Hamid Wakili Engineering the future

Training an NLP Model for Chichewa Language Understanding

In the realm of natural language processing (NLP), the majority of models and resources are built for widely spoken languages like English or Spanish. However, with over 10 million speakers, Chichewa is an important Bantu language in Southern Africa, especially in Malawi. This blog post explores my journey in training an NLP model to understand Chichewa, the challenges I faced, and the insights gained from working with an under-resourced language.

Project Goals

The primary goal of this project was to build a model capable of converting Chichewa audio to text. I aimed to achieve high accuracy, particularly measured through metrics like Word Error Rate (WER) and Character Error Rate (CER).

Dataset

To train the model, I created a custom dataset consisting of Chichewa audio clips paired with transcriptions. Each audio file was in .wav format and linked with a corresponding text file containing the transcription. I then converted this data into a CSV format with fields for wav_filename, wav_filesize, and transcript, making it compatible with the model’s training pipeline.

Training Process

Using tools like TensorBoard, I monitored the model’s performance over time. The step loss graph (as shown in the image) reveals the model’s improvement as the loss steadily decreases over thousands of steps. This shows that the model is progressively learning to align the Chichewa audio features with their textual counterparts.

Tensorboard visualization

Key metrics:

  • WER (Word Error Rate): A low WER indicates that the model transcribes Chichewa audio with a high degree of accuracy.
  • CER (Character Error Rate): The CER further validates the accuracy at a more granular level by looking at individual characters rather than whole words.

Challenges

  1. Limited Resources: Unlike English, where large datasets are readily available, Chichewa lacks extensive language resources, making it necessary to curate and preprocess my own dataset.
  2. Pronunciation Variability: Chichewa pronunciation can vary regionally, affecting the model’s accuracy when exposed to different accents.
  3. Computational Requirements: Training an NLP model, especially one using deep learning, requires significant computational power.
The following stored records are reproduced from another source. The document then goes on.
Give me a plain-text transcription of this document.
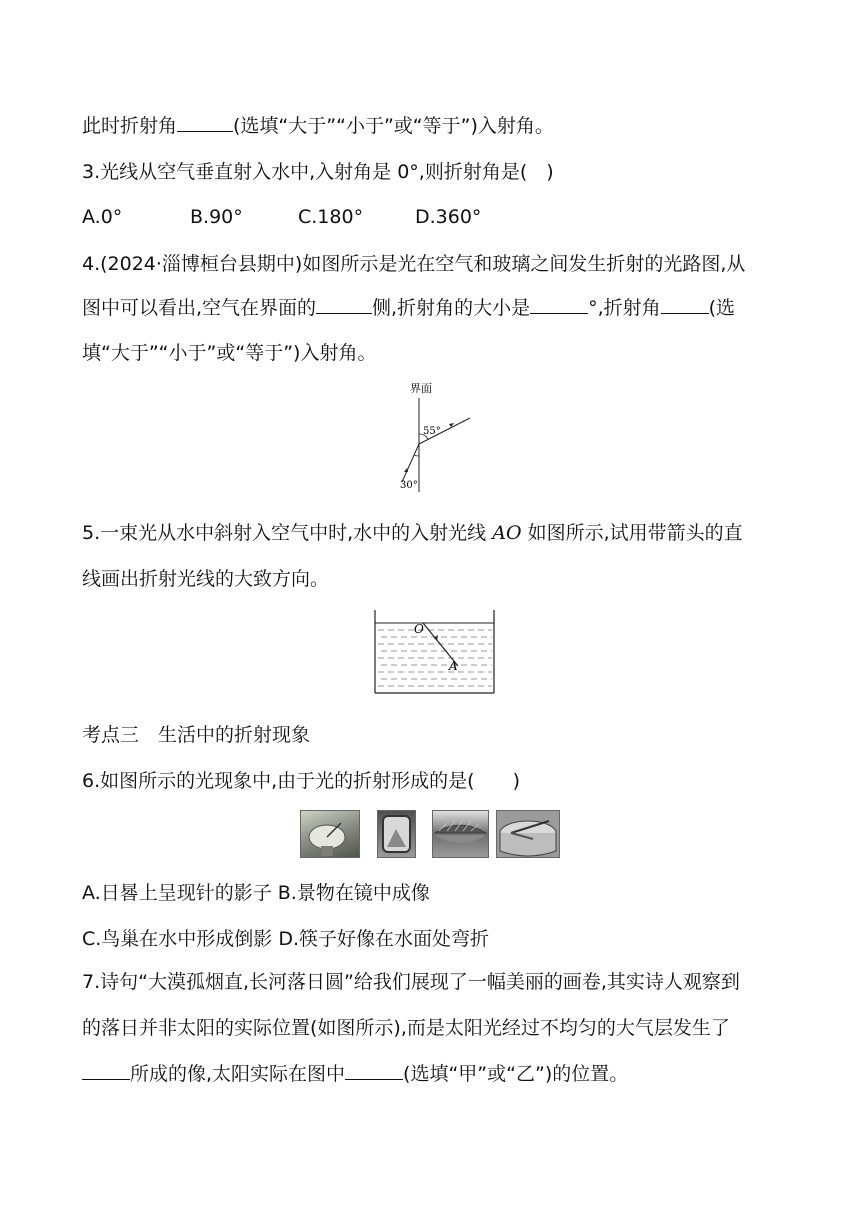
此时折射角	(选填“大于”“小于”或“等于”)入射角。
3.光线从空气垂直射入水中,入射角是 0°,则折射角是( )
A.0°	B.90°	C.180°	D.360°
4.(2024·淄博桓台县期中)如图所示是光在空气和玻璃之间发生折射的光路图,从
图中可以看出,空气在界面的	侧,折射角的大小是	°,折射角	(选
填“大于”“小于”或“等于”)入射角。
界面
55°
30°
5.一束光从水中斜射入空气中时,水中的入射光线 AO 如图所示,试用带箭头的直
线画出折射光线的大致方向。
O
A
考点三 生活中的折射现象
6.如图所示的光现象中,由于光的折射形成的是(  )
A.日晷上呈现针的影子 B.景物在镜中成像
C.鸟巢在水中形成倒影 D.筷子好像在水面处弯折
7.诗句“大漠孤烟直,长河落日圆”给我们展现了一幅美丽的画卷,其实诗人观察到
的落日并非太阳的实际位置(如图所示),而是太阳光经过不均匀的大气层发生了
所成的像,太阳实际在图中	(选填“甲”或“乙”)的位置。
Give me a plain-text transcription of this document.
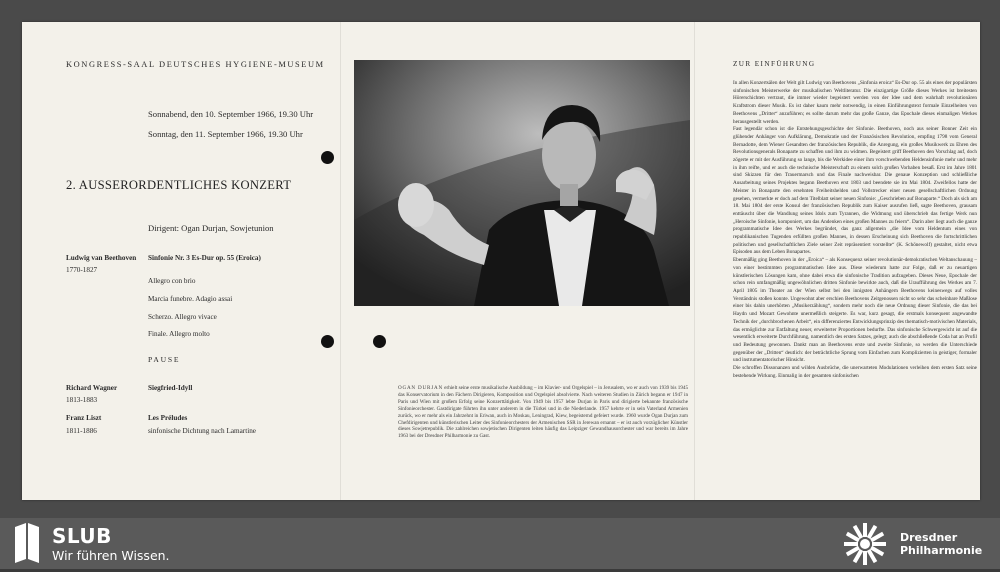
KONGRESS-SAAL DEUTSCHES HYGIENE-MUSEUM
Sonnabend, den 10. September 1966, 19.30 Uhr
Sonntag, den 11. September 1966, 19.30 Uhr
2. AUSSERORDENTLICHES KONZERT
Dirigent: Ogan Durjan, Sowjetunion
Ludwig van Beethoven
1770-1827
Sinfonie Nr. 3 Es-Dur op. 55 (Eroica)
Allegro con brio
Marcia funebre. Adagio assai
Scherzo. Allegro vivace
Finale. Allegro molto
PAUSE
Richard Wagner
1813-1883
Siegfried-Idyll
Franz Liszt
1811-1886
Les Préludes
sinfonische Dichtung nach Lamartine
OGAN DURJAN erhielt seine erste musikalische Ausbildung – im Klavier- und Orgelspiel – in Jerusalem, wo er auch von 1939 bis 1945 das Konservatorium in den Fächern Dirigieren, Komposition und Orgelspiel absolvierte. Nach weiteren Studien in Zürich begann er 1947 in Paris und Wien mit großem Erfolg seine Konzerttätigkeit. Von 1949 bis 1957 lebte Durjan in Paris und dirigierte bekannte französische Sinfonieorchester. Gastdirigate führten ihn unter anderem in die Türkei und in die Niederlande. 1957 kehrte er in sein Vaterland Armenien zurück, wo er mehr als ein Jahrzehnt in Eriwan, auch in Moskau, Leningrad, Kiew, begeisternd gefeiert wurde. 1960 wurde Ogan Durjan zum Chefdirigenten und künstlerischen Leiter des Sinfonieorchesters der Armenischen SSR in Jerewan ernannt – er ist auch vorzüglicher Künstler dieses Sowjetrepublik. Die zahlreichen sowjetischen Dirigenten leiten häufig das Leipziger Gewandhausorchester und war bereits im Jahre 1963 bei der Dresdner Philharmonie zu Gast.
ZUR EINFÜHRUNG

In allen Konzertsälen der Welt gilt Ludwig van Beethovens „Sinfonia eroica“ Es-Dur op. 55 als eines der populärsten sinfonischen Meisterwerke der musikalischen Weltliteratur. Die einzigartige Größe dieses Werkes ist breitesten Hörerschichten vertraut, die immer wieder begeistert werden von der Idee und dem wahrhaft revolutionären Kraftstrom dieser Musik. Es ist daher kaum mehr notwendig, in einen Einführungstext formale Einzelheiten von Beethovens „Dritter“ anzuführen; es sollte darum mehr das große Ganze, das Epochale dieses einmaligen Werkes herausgestellt werden.

Fast legendär schon ist die Entstehungsgeschichte der Sinfonie. Beethoven, noch aus seiner Bonner Zeit ein glühender Anhänger von Aufklärung, Demokratie und der Französischen Revolution, empfing 1798 vom General Bernadotte, dem Wiener Gesandten der französischen Republik, die Anregung, ein großes Musikwerk zu Ehren des Revolutionsgenerals Bonaparte zu schaffen und ihm zu widmen. Begeistert griff Beethoven den Vorschlag auf, doch zögerte er mit der Ausführung so lange, bis die Werkidee einer ihm vorschwebenden Heldensinfonie mehr und mehr in ihm reifte, und er auch die technische Meisterschaft zu einem solch großen Vorhaben besaß. Erst im Jahre 1801 sind Skizzen für den Trauermarsch und das Finale nachweisbar. Die genaue Konzeption und schließliche Ausarbeitung seines Projektes begann Beethoven erst 1803 und beendete sie im Mai 1804. Zweifellos hatte der Meister in Bonaparte den ersehnten Freiheitshelden und Vollstrecker einer neuen gesellschaftlichen Ordnung gesehen, vermerkte er doch auf dem Titelblatt seiner neuen Sinfonie: „Geschrieben auf Bonaparte.“ Doch als sich am 18. Mai 1804 der erste Konsul der französischen Republik zum Kaiser ausrufen ließ, sagte Beethoven, grausam enttäuscht über die Wandlung seines Idols zum Tyrannen, die Widmung und überschrieb das fertige Werk nun „Heroische Sinfonie, komponiert, um das Andenken eines großen Mannes zu feiern“. Darin aber liegt auch die ganze programmatische Idee des Werkes begründet, das ganz allgemein „die Idee vom Heldentum eines von republikanischen Tugenden erfüllten großen Mannes, in dessen Erscheinung sich Beethoven die fortschrittlichen politischen und gesellschaftlichen Ziele seiner Zeit repräsentiert vorstellte“ (K. Schönewolf) gestaltet, nicht etwa Episoden aus dem Leben Bonapartes.

Ebenmäßig ging Beethoven in der „Eroica“ – als Konsequenz seiner revolutionär-demokratischen Weltanschauung – von einer bestimmten programmatischen Idee aus. Diese wiederum hatte zur Folge, daß er zu neuartigen künstlerischen Lösungen kam, ohne dabei etwa die sinfonische Tradition aufzugeben. Dieses Neue, Epochale der schon rein umfangmäßig ungewöhnlichen dritten Sinfonie bewirkte auch, daß die Uraufführung des Werkes am 7. April 1805 im Theater an der Wien selbst bei den innigsten Anhängern Beethovens keineswegs auf volles Verständnis stoßen konnte. Ungewohnt aber erschien Beethovens Zeitgenossen nicht so sehr das scheinbare Maßlose einer bis dahin unerhörten „Musikerzählung“, sondern mehr noch die neue Ordnung dieser Sinfonie, die das bei Haydn und Mozart Gewohnte unermeßlich steigerte. Es war, kurz gesagt, die erstmals konsequent angewandte Technik der „durchbrochenen Arbeit“, ein differenziertes Entwicklungsprinzip des thematisch-motivischen Materials, das ermöglichte zur Entfaltung neuer, erweiterter Proportionen bedurfte. Das sinfonische Schwergewicht ist auf die wesentlich erweiterte Durchführung, namentlich des ersten Satzes, gelegt; auch die abschließende Coda hat an Profil und Bedeutung gewonnen. Dankt man an Beethovens erste und zweite Sinfonie, so werden die Unterschiede gegenüber der „Dritten“ deutlich: der beträchtliche Sprung vom Einfachen zum Komplizierten in geistiger, formaler und instrumentatorischer Hinsicht.

Die schroffen Dissonanzen und wilden Ausbrüche, die unerwarteten Modulationen verleihen dem ersten Satz seine bestehende Wirkung. Einmalig in der gesamten sinfonischen

SLUB
Wir führen Wissen.
Dresdner
Philharmonie
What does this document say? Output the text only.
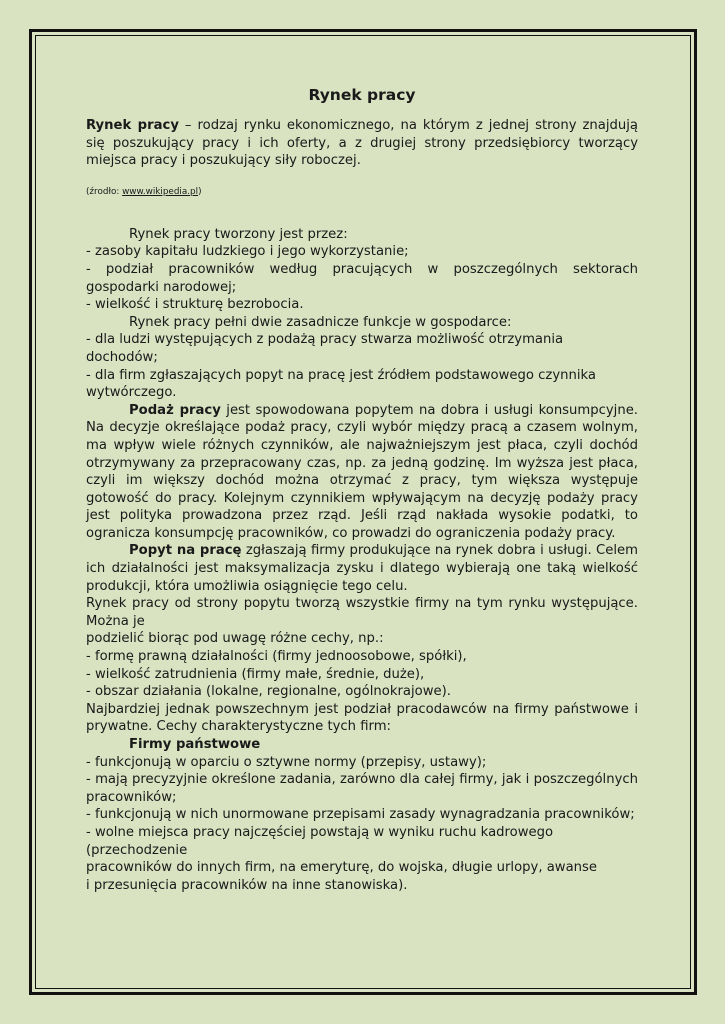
Rynek pracy

Rynek pracy – rodzaj rynku ekonomicznego, na którym z jednej strony znajdują się poszukujący pracy i ich oferty, a z drugiej strony przedsiębiorcy tworzący miejsca pracy i poszukujący siły roboczej.

(źrodło: www.wikipedia.pl)

Rynek pracy tworzony jest przez:

- zasoby kapitału ludzkiego i jego wykorzystanie;

- podział pracowników według pracujących w poszczególnych sektorach gospodarki narodowej;

- wielkość i strukturę bezrobocia.

Rynek pracy pełni dwie zasadnicze funkcje w gospodarce:

- dla ludzi występujących z podażą pracy stwarza możliwość otrzymania dochodów;

- dla firm zgłaszających popyt na pracę jest źródłem podstawowego czynnika wytwórczego.

Podaż pracy jest spowodowana popytem na dobra i usługi konsumpcyjne. Na decyzje określające podaż pracy, czyli wybór między pracą a czasem wolnym, ma wpływ wiele różnych czynników, ale najważniejszym jest płaca, czyli dochód otrzymywany za przepracowany czas, np. za jedną godzinę. Im wyższa jest płaca, czyli im większy dochód można otrzymać z pracy, tym większa występuje gotowość do pracy. Kolejnym czynnikiem wpływającym na decyzję podaży pracy jest polityka prowadzona przez rząd. Jeśli rząd nakłada wysokie podatki, to ogranicza konsumpcję pracowników, co prowadzi do ograniczenia podaży pracy.

Popyt na pracę zgłaszają firmy produkujące na rynek dobra i usługi. Celem ich działalności jest maksymalizacja zysku i dlatego wybierają one taką wielkość produkcji, która umożliwia osiągnięcie tego celu.

Rynek pracy od strony popytu tworzą wszystkie firmy na tym rynku występujące. Można je

podzielić biorąc pod uwagę różne cechy, np.:

- formę prawną działalności (firmy jednoosobowe, spółki),

- wielkość zatrudnienia (firmy małe, średnie, duże),

- obszar działania (lokalne, regionalne, ogólnokrajowe).

Najbardziej jednak powszechnym jest podział pracodawców na firmy państwowe i prywatne. Cechy charakterystyczne tych firm:

Firmy państwowe

- funkcjonują w oparciu o sztywne normy (przepisy, ustawy);

- mają precyzyjnie określone zadania, zarówno dla całej firmy, jak i poszczególnych pracowników;

- funkcjonują w nich unormowane przepisami zasady wynagradzania pracowników;

- wolne miejsca pracy najczęściej powstają w wyniku ruchu kadrowego (przechodzenie

pracowników do innych firm, na emeryturę, do wojska, długie urlopy, awanse

i przesunięcia pracowników na inne stanowiska).
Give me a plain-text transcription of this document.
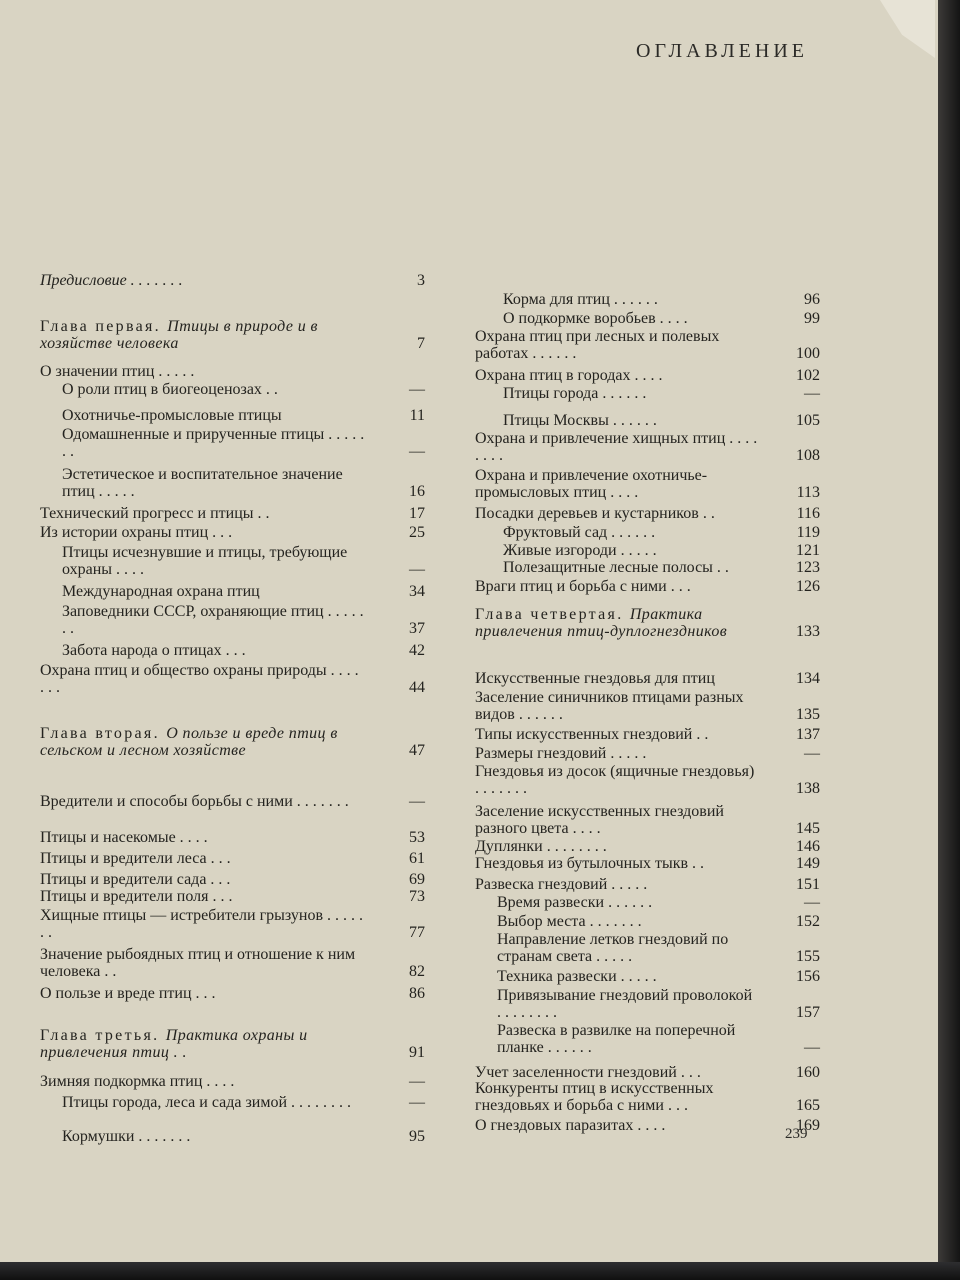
ОГЛАВЛЕНИЕ
Предисловие . . . . . . .	3
Глава первая. Птицы в природе и в хозяйстве человека	7
О значении птиц . . . . .
О роли птиц в биогеоценозах . .	—
Охотничье-промысловые птицы	11
Одомашненные и прирученные птицы . . . . . . .	—
Эстетическое и воспитательное значение птиц . . . . .	16
Технический прогресс и птицы . .	17
Из истории охраны птиц . . .	25
Птицы исчезнувшие и птицы, требующие охраны . . . .	—
Международная охрана птиц	34
Заповедники СССР, охраняющие птиц . . . . . . .	37
Забота народа о птицах . . .	42
Охрана птиц и общество охраны природы . . . . . . .	44
Глава вторая. О пользе и вреде птиц в сельском и лесном хозяйстве	47
Вредители и способы борьбы с ними . . . . . . .	—
Птицы и насекомые . . . .	53
Птицы и вредители леса . . .	61
Птицы и вредители сада . . .	69
Птицы и вредители поля . . .	73
Хищные птицы — истребители грызунов . . . . . . .	77
Значение рыбоядных птиц и отношение к ним человека . .	82
О пользе и вреде птиц . . .	86
Глава третья. Практика охраны и привлечения птиц . .	91
Зимняя подкормка птиц . . . .	—
Птицы города, леса и сада зимой . . . . . . . .	—
Кормушки . . . . . . .	95
Корма для птиц . . . . . .	96
О подкормке воробьев . . . .	99
Охрана птиц при лесных и полевых работах . . . . . .	100
Охрана птиц в городах . . . .	102
Птицы города . . . . . .	—
Птицы Москвы . . . . . .	105
Охрана и привлечение хищных птиц . . . . . . . .	108
Охрана и привлечение охотничье-промысловых птиц . . . .	113
Посадки деревьев и кустарников . .	116
Фруктовый сад . . . . . .	119
Живые изгороди . . . . .	121
Полезащитные лесные полосы . .	123
Враги птиц и борьба с ними . . .	126
Глава четвертая. Практика привлечения птиц-дуплогнездников	133
Искусственные гнездовья для птиц	134
Заселение синичников птицами разных видов . . . . . .	135
Типы искусственных гнездовий . .	137
Размеры гнездовий . . . . .	—
Гнездовья из досок (ящичные гнездовья) . . . . . . .	138
Заселение искусственных гнездовий разного цвета . . . .	145
Дуплянки . . . . . . . .	146
Гнездовья из бутылочных тыкв . .	149
Развеска гнездовий . . . . .	151
Время развески . . . . . .	—
Выбор места . . . . . . .	152
Направление летков гнездовий по странам света . . . . .	155
Техника развески . . . . .	156
Привязывание гнездовий проволокой . . . . . . . .	157
Развеска в развилке на поперечной планке . . . . . .	—
Учет заселенности гнездовий . . .	160
Конкуренты птиц в искусственных гнездовьях и борьба с ними . . .	165
О гнездовых паразитах . . . .	169
239
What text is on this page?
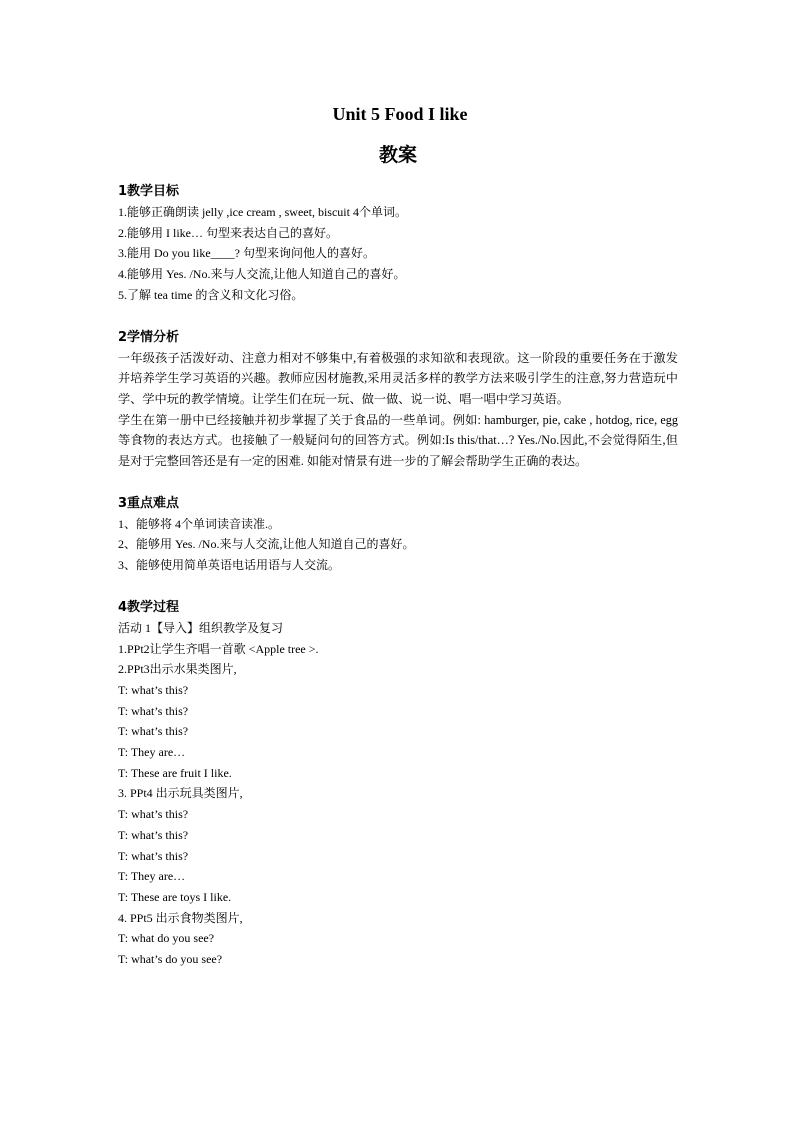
Unit 5 Food I like
教案
1教学目标
1.能够正确朗读 jelly ,ice cream , sweet, biscuit 4个单词。
2.能够用 I like… 句型来表达自己的喜好。
3.能用 Do you like____? 句型来询问他人的喜好。
4.能够用 Yes. /No.来与人交流,让他人知道自己的喜好。
5.了解 tea time 的含义和文化习俗。
2学情分析
一年级孩子活泼好动、注意力相对不够集中,有着极强的求知欲和表现欲。这一阶段的重要任务在于激发并培养学生学习英语的兴趣。教师应因材施教,采用灵活多样的教学方法来吸引学生的注意,努力营造玩中学、学中玩的教学情境。让学生们在玩一玩、做一做、说一说、唱一唱中学习英语。
学生在第一册中已经接触并初步掌握了关于食品的一些单词。例如: hamburger, pie, cake , hotdog, rice, egg 等食物的表达方式。也接触了一般疑问句的回答方式。例如:Is this/that…? Yes./No.因此,不会觉得陌生,但是对于完整回答还是有一定的困难. 如能对情景有进一步的了解会帮助学生正确的表达。
3重点难点
1、能够将 4个单词读音读准.。
2、能够用 Yes. /No.来与人交流,让他人知道自己的喜好。
3、能够使用简单英语电话用语与人交流。
4教学过程
活动 1【导入】组织教学及复习
1.PPt2让学生齐唱一首歌 <Apple tree >.
2.PPt3出示水果类图片,
T: what’s this?
T: what’s this?
T: what’s this?
T: They are…
T: These are fruit I like.
3. PPt4 出示玩具类图片,
T: what’s this?
T: what’s this?
T: what’s this?
T: They are…
T: These are toys I like.
4. PPt5 出示食物类图片,
T: what do you see?
T: what’s do you see?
I used Google Colab with a T4 GPU, which helped manage training costs.

Results

The final model showed promising results with a WER of 0.0625 and a CER of 0.017876 on the test set. Sample transcriptions, as shown below, illustrate the model’s ability to accurately understand and transcribe Chichewa audio:

  • Sample 1: “koma ma potholes ali kwathu ku naperi uku umachita kuda nkhawa ukamabwerera kunyumba tu koma”
  • Sample 2: “mudzapha munthu za ziii”

Model inference

Conclusion

This project highlights the potential of NLP for African languages and the impact of developing language technology for underrepresented communities. Training an NLP model to understand Chichewa was challenging but rewarding, underscoring the importance of diverse language models. Going forward, I plan to refine the model further and explore its application in various Chichewa language tasks, from voice-activated assistance to real-time transcription.